Wells Fargo analysts suggest that the recent rate cut by the Federal Reserve marks the start of a series of reductions that could unlock more significant market potential throughout 2025.
In a recent client report, the bank highlighted that the main takeaway should not be the magnitude of the cut but the overall direction of monetary policy.
Last week’s 50 basis point (bps) cut took many investors by surprise, despite the fed funds futures market indicating a 58% chance of such a move.
“What has been crucial to note over the last two months is not just the size of the initial cut, but the fact that the September policy meeting initiated what is likely to be an extended period of Fed rate reductions that could continue well into next year,” stated Wells Fargo in their report.
The bank expects that these rate decreases will play a significant role in supporting economic growth and stabilizing the job market.
Additionally, Austan Goolsbee, President of the Federal Reserve Bank of Chicago, reinforced this view by suggesting that several more rate cuts may be necessary to provide the necessary economic support.
“We anticipate that the Fed will opt for additional 25 bps reductions during the remaining Federal Open Market Committee (FOMC) meetings this year in November and December, leading to a total reduction of 100 bps in 2024,” added Wells Fargo.
However, the timing and extent of rate cuts for 2025 remain unclear.

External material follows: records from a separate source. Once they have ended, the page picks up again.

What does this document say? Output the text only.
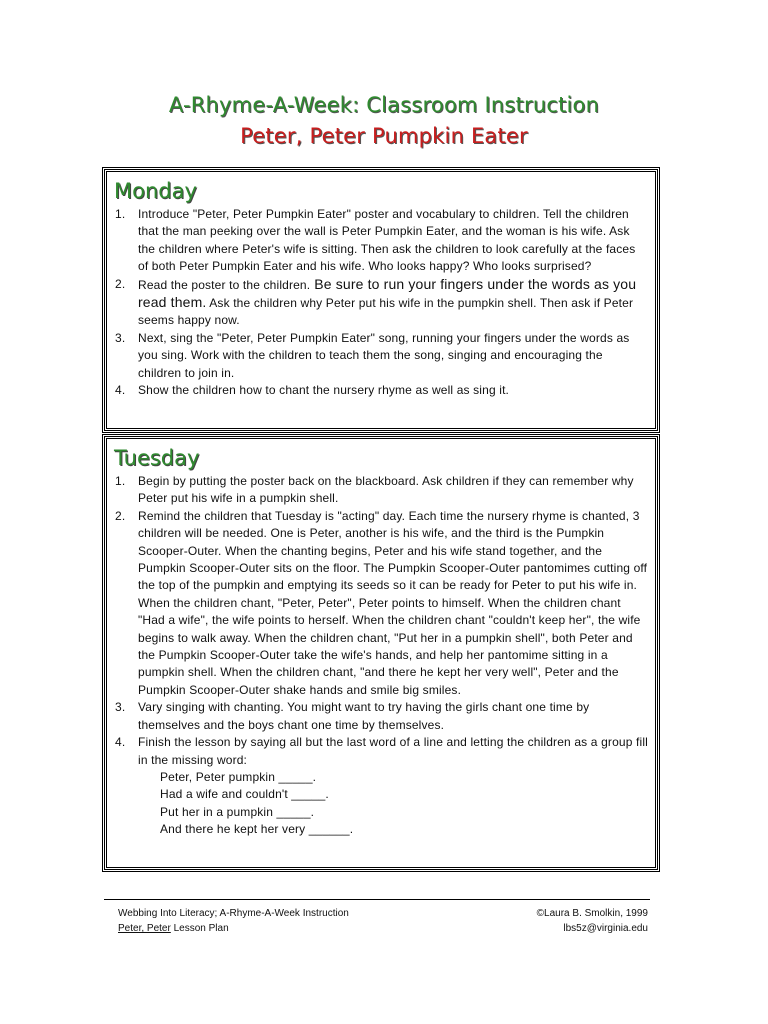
A-Rhyme-A-Week: Classroom Instruction
Peter, Peter Pumpkin Eater
Monday
1. Introduce "Peter, Peter Pumpkin Eater" poster and vocabulary to children. Tell the children that the man peeking over the wall is Peter Pumpkin Eater, and the woman is his wife. Ask the children where Peter's wife is sitting. Then ask the children to look carefully at the faces of both Peter Pumpkin Eater and his wife. Who looks happy? Who looks surprised?
2. Read the poster to the children. Be sure to run your fingers under the words as you read them. Ask the children why Peter put his wife in the pumpkin shell. Then ask if Peter seems happy now.
3. Next, sing the "Peter, Peter Pumpkin Eater" song, running your fingers under the words as you sing. Work with the children to teach them the song, singing and encouraging the children to join in.
4. Show the children how to chant the nursery rhyme as well as sing it.
Tuesday
1. Begin by putting the poster back on the blackboard. Ask children if they can remember why Peter put his wife in a pumpkin shell.
2. Remind the children that Tuesday is "acting" day. Each time the nursery rhyme is chanted, 3 children will be needed. One is Peter, another is his wife, and the third is the Pumpkin Scooper-Outer. When the chanting begins, Peter and his wife stand together, and the Pumpkin Scooper-Outer sits on the floor. The Pumpkin Scooper-Outer pantomimes cutting off the top of the pumpkin and emptying its seeds so it can be ready for Peter to put his wife in. When the children chant, "Peter, Peter", Peter points to himself. When the children chant "Had a wife", the wife points to herself. When the children chant "couldn't keep her", the wife begins to walk away. When the children chant, "Put her in a pumpkin shell", both Peter and the Pumpkin Scooper-Outer take the wife's hands, and help her pantomime sitting in a pumpkin shell. When the children chant, "and there he kept her very well", Peter and the Pumpkin Scooper-Outer shake hands and smile big smiles.
3. Vary singing with chanting. You might want to try having the girls chant one time by themselves and the boys chant one time by themselves.
4. Finish the lesson by saying all but the last word of a line and letting the children as a group fill in the missing word:
Peter, Peter pumpkin _____.
Had a wife and couldn't _____.
Put her in a pumpkin _____.
And there he kept her very ______.
Webbing Into Literacy; A-Rhyme-A-Week Instruction
Peter, Peter Lesson Plan
©Laura B. Smolkin, 1999
lbs5z@virginia.edu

Although a slowdown in the U.S. economy is projected towards the end of 2024, Wells Fargo does not expect it to lead to a recession.
Instead, the bank foresees a moderate economic deceleration, with the impact of the rate cuts becoming more evident in early to mid-2025. This easing of monetary policy is anticipated to have a positive effect on growth and support corporate earnings, as roughly 35% of revenues for the S&P 500 are derived from international markets.
Summing up, Wells Fargo concluded: “The recent rate cut is just the beginning of a potential series of reductions that could unlock broader market opportunities in the upcoming year.”